John 8 is as well-known a passage as it is disputed. It is not in the oldest manuscripts, yet it has stood the test of time. Several themes weave through it, so that it is included in most translations. It provides a great viewpoint on the Law and the new covenant.
It begins in 8.1 where Jesus goes to the Mount of Olives, where He often prayed. He spent the night there. His frequent practice was to pray in the night, so He may have done so here. Early the next morning He comes back to Jerusalem, toward the temple followed by a crowd to hear Him teach.
At the temple, the scribes and Pharisees are dragging a woman caught in adultery out to a dirt space on the temple grounds. They bring her to Jesus saying, Teacher, this woman has been caught in adultery, in the very act, 8.4. They remind Jesus the Law says punishment for adultery is stoning, What do you say? They were testing Him.
John uses three words meaning, 'going down'--
katw--from kuptw, to bend down
kategraphen--to write down
Jesus is going down and down to write on the ground, He is going down to her level as an adulterer. But then in the next verse He uses the prefix for 'up', ana--
anekupsen--stand up
anamarthtos--without sin
Now He stands up, saying--The one who iswithout sin throw the first stone, 8.7. Here He takes the scribes and Pharisees back to Deuteronomy17.5, 7 where God gave Israel permission to stone the one caught in adultery. But notice 17.7 which says, The hand of witnesses shall be first against him. That God sanctioned stoning to purge Israel of the sin of adultery meant the witness and the peoplewho stoned the adulterer were not guilty of murder,they were obeying God.
But that was the old covenant with God; here when Jesus says, The one who is without sin..He is saying they cannot stone her without committing sin. Jesus is accusing them of playing God, Matt. 7.5. He may be intimatig they have committed sin with her, which is how they are witnesses, Matt. 23.27. That may explain what He wrote, Gen. 38.20-23.
As they cannot stone her without sinning themselves, right there they leave, one by one. Now Jesus is left with the woman. John returns to a word using kata, or 'going down. again--
kateleiphthn--left alone
but then He immediately uses in 8.10 the prefix, ana, meaning 'go up'--
anakupsas--he stood up
Jesus has gone down and down to her level,writing in the sand. She is dust and to dust she will return, if Jesus had not stooped down to save her from stoning. Now He lifts her up. He stands first so that she can, since He is, the first born of many brethren, Romans 8.29.
We can notice these two words, kata and ana. Katw is used in 8.6 to mean stoop down, but it is also used in Matt. 27.5 at the time when Jesus died. The veil of the temple is torn from 'top to bottom'--anwthen ews katw. Here in John 8 Jesus pulls the curtain open for the woman to see Jesus as God, as He has not come to condemn her but to save her.
The next day Jesus returns. Now in the temple, He sits down to teach. In John 8.23 Jesus uses both words, katw and ana when He says,
You are from below (katw) I am from above (anw), you are of this world, I am not of this world.
When Jesus came to be baptized by John, who said, Behold the Lamb of God, John said, I have beheld the Spirit descending (katabainon) as a dove, John 1.32.

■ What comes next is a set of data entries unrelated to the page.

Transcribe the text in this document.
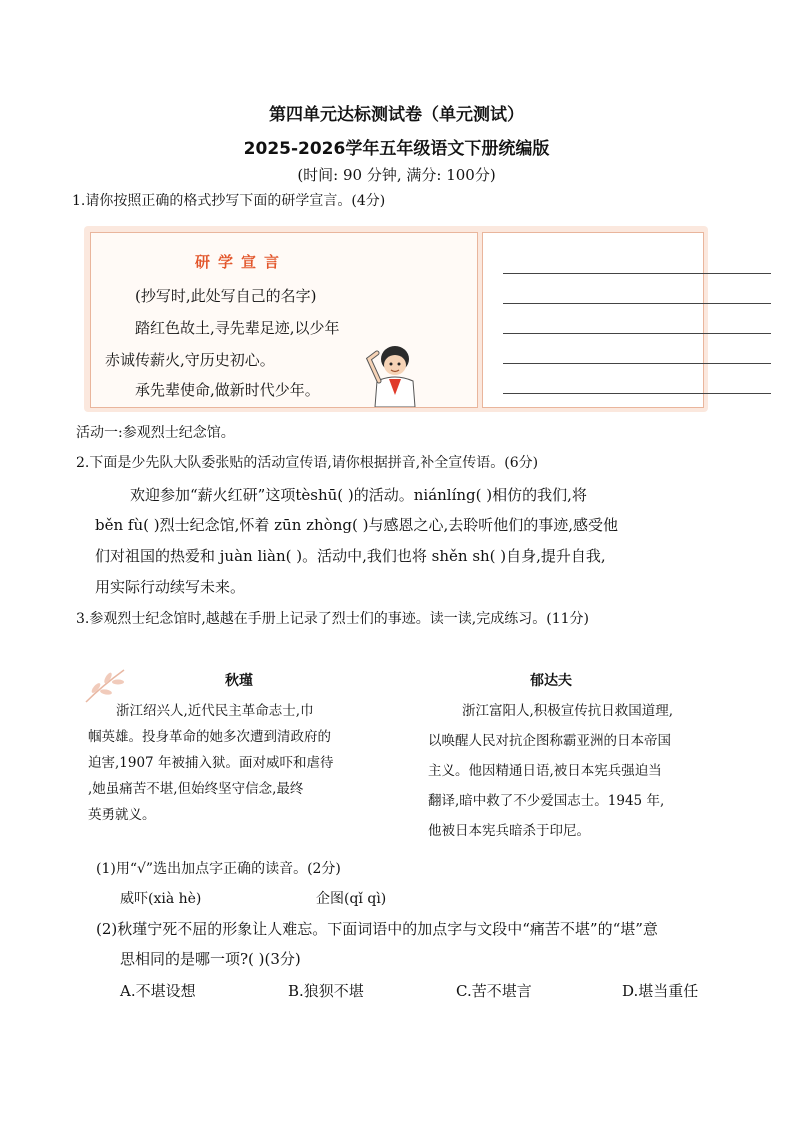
第四单元达标测试卷（单元测试）
2025-2026学年五年级语文下册统编版
(时间: 90 分钟, 满分: 100分)
1.请你按照正确的格式抄写下面的研学宣言。(4分)
研学宣言
(抄写时,此处写自己的名字)
踏红色故土,寻先辈足迹,以少年
赤诚传薪火,守历史初心。
承先辈使命,做新时代少年。
活动一:参观烈士纪念馆。
2.下面是少先队大队委张贴的活动宣传语,请你根据拼音,补全宣传语。(6分)
欢迎参加“薪火红研”这项tèshū( )的活动。niánlíng( )相仿的我们,将
běn fù( )烈士纪念馆,怀着 zūn zhòng( )与感恩之心,去聆听他们的事迹,感受他
们对祖国的热爱和 juàn liàn( )。活动中,我们也将 shěn sh( )自身,提升自我,
用实际行动续写未来。
3.参观烈士纪念馆时,越越在手册上记录了烈士们的事迹。读一读,完成练习。(11分)
秋瑾	郁达夫
浙江绍兴人,近代民主革命志士,巾
帼英雄。投身革命的她多次遭到清政府的
迫害,1907 年被捕入狱。面对威吓和虐待
,她虽痛苦不堪,但始终坚守信念,最终
英勇就义。
浙江富阳人,积极宣传抗日救国道理,
以唤醒人民对抗企图称霸亚洲的日本帝国
主义。他因精通日语,被日本宪兵强迫当
翻译,暗中救了不少爱国志士。1945 年,
他被日本宪兵暗杀于印尼。
(1)用“√”选出加点字正确的读音。(2分)
威吓(xià hè)	企图(qǐ qì)
(2)秋瑾宁死不屈的形象让人难忘。下面词语中的加点字与文段中“痛苦不堪”的“堪”意
思相同的是哪一项?( )(3分)
A.不堪设想	B.狼狈不堪	C.苦不堪言	D.堪当重任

In John 1.51 Jesus is calling His disciples. Philip calls Nathaniel to come to Jesus. When he does, Nathaniel witnesses to Jesus standing there by saying, You are the Son of God, you are the king of Israel. It's a pretty amazing thing to say upon seeing someone for the first time. So Jesus says to Nathaniel, You shall see the heavens opened up and the angels of God ascending and descending upon the Son of Man.
The word 'ascending' is anabainontes,the word descending is katabainontes. Here we have our two prefixes,ana and katw. In Genesis 28.11 Jacob has a dream in which he sees, a ladder was set on the earth with its top reaching to heaven,with the angels ascending and descending on it. The place where this happened is called in Hebrew, the place, and Jacob translated into Greek is Jesus.
In John 6.51 when the disciples cannot accept what Jesus said about Himself as bread and wine, He says, Does this cause you to stumble? What then if you behold the Son of Manascending where He was before?
Evidently when someone believes that Jesus is sent from the Father to redeem men and women, they are given a glimpse of the heavenly relationship of Son to Father. The invisibility of God is peeled back so that Jacob and Nathaniel could see the ascending and descending. That Jesus descended so that we might ascend is revealed to Paul, for him to write in Ephesians 2.6 that, we were raised up with Him and seated in the heavenly places in Christ.